We would to the thank the ESS (Emergency Special Services) and Beryl Itani for their help in the evacuation process and for all the extra time and effort put into helping all the residents of the Hochelaga.

-Jason Wills, Chris Wills, and Crystal Hill

To the editor:
Excuse me but the letter from the gentlemen that states he takes offence to the fires of last summer being compared to the apartment fire, contradicts his own words. I was a volunteer and spoke to hundreds of evacuees during the fires and a good portion of them refused hotel, grocery vouchers, or financial handouts from the funding so someone more in need could have the funding. Most of them did not seek assistance of any kind for their evacuation. The contradiction is made when he states that most home policies cover out of home expenses. Then why was funding needed for the evacuation? Are these not considered out of home expenses? As a taxpayer, why should we be obligated to help someone who has inadequate insurance or suffers a loss?
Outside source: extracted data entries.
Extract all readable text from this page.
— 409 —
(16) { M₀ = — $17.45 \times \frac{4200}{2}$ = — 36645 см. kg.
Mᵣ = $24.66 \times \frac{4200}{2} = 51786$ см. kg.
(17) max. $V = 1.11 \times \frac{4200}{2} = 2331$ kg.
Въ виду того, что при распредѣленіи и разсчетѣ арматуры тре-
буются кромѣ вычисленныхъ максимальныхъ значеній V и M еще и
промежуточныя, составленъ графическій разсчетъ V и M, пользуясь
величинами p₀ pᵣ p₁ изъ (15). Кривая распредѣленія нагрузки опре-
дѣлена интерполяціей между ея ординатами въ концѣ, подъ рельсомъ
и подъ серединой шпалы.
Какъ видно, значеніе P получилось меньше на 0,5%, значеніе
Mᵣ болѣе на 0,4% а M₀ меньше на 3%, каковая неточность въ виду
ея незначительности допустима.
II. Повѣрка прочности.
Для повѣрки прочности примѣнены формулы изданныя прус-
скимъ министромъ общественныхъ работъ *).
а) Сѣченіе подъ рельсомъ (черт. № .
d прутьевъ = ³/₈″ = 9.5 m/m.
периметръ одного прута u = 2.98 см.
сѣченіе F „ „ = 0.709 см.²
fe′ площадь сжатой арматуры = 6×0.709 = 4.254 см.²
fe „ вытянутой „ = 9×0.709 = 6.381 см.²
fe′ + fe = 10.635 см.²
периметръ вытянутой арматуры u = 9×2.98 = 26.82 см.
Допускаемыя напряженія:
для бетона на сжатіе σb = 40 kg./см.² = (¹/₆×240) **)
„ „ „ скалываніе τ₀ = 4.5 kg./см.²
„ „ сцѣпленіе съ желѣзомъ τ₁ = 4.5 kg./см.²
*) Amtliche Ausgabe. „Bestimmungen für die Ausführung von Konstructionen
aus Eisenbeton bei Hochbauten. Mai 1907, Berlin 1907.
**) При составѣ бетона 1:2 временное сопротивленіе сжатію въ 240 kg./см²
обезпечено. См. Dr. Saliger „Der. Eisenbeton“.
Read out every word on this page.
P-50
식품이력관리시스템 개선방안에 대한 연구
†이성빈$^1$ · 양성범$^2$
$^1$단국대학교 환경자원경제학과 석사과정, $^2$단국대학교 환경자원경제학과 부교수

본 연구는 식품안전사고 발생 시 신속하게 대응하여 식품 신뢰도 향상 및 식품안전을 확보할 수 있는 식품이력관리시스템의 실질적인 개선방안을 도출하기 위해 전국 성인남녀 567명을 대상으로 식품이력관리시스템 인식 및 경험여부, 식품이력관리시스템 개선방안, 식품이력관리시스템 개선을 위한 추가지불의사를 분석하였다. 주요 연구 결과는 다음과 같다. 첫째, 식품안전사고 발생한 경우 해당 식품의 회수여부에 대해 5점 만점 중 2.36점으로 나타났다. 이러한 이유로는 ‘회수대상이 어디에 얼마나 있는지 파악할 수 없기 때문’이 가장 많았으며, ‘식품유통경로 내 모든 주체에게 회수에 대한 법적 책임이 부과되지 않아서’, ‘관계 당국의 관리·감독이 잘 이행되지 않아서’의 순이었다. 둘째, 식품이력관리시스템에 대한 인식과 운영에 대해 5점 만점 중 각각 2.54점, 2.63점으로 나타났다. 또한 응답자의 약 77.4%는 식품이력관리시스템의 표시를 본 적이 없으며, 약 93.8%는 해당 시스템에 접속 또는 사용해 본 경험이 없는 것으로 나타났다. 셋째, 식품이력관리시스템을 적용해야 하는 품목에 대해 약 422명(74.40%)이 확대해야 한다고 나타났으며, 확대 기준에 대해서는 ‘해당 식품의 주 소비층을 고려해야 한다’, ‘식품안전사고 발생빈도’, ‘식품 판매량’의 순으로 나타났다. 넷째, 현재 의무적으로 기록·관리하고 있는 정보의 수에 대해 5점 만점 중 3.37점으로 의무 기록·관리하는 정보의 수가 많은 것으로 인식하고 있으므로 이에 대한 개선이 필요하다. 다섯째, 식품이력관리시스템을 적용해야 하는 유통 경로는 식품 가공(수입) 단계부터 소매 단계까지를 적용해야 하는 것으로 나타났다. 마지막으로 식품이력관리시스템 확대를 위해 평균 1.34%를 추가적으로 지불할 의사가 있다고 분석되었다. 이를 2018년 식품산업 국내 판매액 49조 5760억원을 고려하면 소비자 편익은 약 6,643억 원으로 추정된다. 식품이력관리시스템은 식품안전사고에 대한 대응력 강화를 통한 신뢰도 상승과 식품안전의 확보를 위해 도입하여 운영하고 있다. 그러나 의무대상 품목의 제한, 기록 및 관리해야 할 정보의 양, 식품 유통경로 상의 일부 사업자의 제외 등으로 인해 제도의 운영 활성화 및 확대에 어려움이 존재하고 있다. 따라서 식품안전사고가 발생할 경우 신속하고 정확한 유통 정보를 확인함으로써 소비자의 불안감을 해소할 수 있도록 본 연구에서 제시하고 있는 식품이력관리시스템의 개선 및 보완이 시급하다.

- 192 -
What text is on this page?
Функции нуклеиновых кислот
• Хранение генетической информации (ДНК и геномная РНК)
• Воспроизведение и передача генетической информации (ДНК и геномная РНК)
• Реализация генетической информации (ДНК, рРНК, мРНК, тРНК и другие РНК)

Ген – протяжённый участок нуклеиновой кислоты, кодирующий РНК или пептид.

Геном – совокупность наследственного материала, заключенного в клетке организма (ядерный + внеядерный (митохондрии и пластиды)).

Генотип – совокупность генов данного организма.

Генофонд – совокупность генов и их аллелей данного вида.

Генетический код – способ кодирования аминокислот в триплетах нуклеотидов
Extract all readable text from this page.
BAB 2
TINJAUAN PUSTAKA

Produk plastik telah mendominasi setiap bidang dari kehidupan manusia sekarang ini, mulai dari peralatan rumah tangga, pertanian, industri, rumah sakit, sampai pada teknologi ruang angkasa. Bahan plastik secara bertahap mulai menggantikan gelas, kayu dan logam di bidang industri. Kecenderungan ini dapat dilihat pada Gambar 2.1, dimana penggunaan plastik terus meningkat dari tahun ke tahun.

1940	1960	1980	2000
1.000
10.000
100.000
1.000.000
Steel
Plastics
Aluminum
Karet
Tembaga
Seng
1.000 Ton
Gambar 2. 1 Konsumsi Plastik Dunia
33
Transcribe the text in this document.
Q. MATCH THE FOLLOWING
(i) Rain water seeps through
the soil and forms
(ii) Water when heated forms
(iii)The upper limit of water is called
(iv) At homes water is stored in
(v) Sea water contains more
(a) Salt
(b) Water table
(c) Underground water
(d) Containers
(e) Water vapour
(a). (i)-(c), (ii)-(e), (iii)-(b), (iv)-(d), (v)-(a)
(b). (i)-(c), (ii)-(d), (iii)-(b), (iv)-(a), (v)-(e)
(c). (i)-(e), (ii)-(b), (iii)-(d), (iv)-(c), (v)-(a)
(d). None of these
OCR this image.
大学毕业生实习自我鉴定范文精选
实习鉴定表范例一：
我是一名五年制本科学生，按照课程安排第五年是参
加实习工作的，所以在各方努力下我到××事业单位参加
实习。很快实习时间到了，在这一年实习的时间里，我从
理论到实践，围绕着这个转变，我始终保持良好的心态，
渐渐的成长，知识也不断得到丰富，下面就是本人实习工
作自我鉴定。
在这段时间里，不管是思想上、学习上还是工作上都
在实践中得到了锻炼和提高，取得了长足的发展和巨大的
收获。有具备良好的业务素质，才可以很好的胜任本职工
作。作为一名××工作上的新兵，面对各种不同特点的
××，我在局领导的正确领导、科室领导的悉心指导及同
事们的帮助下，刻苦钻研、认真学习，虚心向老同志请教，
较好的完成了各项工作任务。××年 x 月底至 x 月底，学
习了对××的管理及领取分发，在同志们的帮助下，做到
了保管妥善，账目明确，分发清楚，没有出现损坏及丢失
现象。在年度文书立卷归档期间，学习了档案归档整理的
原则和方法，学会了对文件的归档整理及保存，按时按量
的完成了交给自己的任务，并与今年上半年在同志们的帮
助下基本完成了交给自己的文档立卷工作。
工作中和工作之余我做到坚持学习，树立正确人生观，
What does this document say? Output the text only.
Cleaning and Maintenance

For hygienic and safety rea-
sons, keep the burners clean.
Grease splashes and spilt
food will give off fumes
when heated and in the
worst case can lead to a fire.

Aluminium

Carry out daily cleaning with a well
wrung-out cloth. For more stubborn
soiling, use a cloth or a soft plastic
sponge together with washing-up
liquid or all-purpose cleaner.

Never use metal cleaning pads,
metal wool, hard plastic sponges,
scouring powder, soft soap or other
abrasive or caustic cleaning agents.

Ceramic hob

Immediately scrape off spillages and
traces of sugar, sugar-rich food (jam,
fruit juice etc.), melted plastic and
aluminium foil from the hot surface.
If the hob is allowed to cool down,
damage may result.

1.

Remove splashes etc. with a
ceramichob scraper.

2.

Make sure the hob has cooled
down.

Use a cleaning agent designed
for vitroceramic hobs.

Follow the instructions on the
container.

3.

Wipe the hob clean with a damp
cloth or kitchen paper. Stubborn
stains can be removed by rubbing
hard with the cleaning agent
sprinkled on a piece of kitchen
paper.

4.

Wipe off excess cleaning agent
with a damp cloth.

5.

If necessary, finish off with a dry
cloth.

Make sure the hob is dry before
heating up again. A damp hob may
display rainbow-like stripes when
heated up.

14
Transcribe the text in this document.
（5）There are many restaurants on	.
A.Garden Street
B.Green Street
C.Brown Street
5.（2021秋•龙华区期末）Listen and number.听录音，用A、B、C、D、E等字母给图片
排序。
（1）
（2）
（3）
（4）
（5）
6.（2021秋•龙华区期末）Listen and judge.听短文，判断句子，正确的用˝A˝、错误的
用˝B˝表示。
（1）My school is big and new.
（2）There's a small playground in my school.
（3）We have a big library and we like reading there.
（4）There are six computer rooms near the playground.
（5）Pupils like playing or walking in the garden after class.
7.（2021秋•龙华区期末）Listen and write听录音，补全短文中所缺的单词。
I believe that when members of our community are in need, we should not lay blame and ridicule, but work together. I as a taxpayer I do feel that when crisis happens, we should step forward and help our neighbors. We do not foresee tragedy like like last years' fire and now the recent apartment fire. This is the time when community support should be all the more crucial. I donated money and time to the fire relief fund and if the attitude as a taxpayer is one of why should I be obligated to help another, but yet have received assistance, then I think we should look hard at ourselves and our role within our community. You received emotional support, financial assistant, and yes it is your obligation to give back to the community. Pay it forward!!!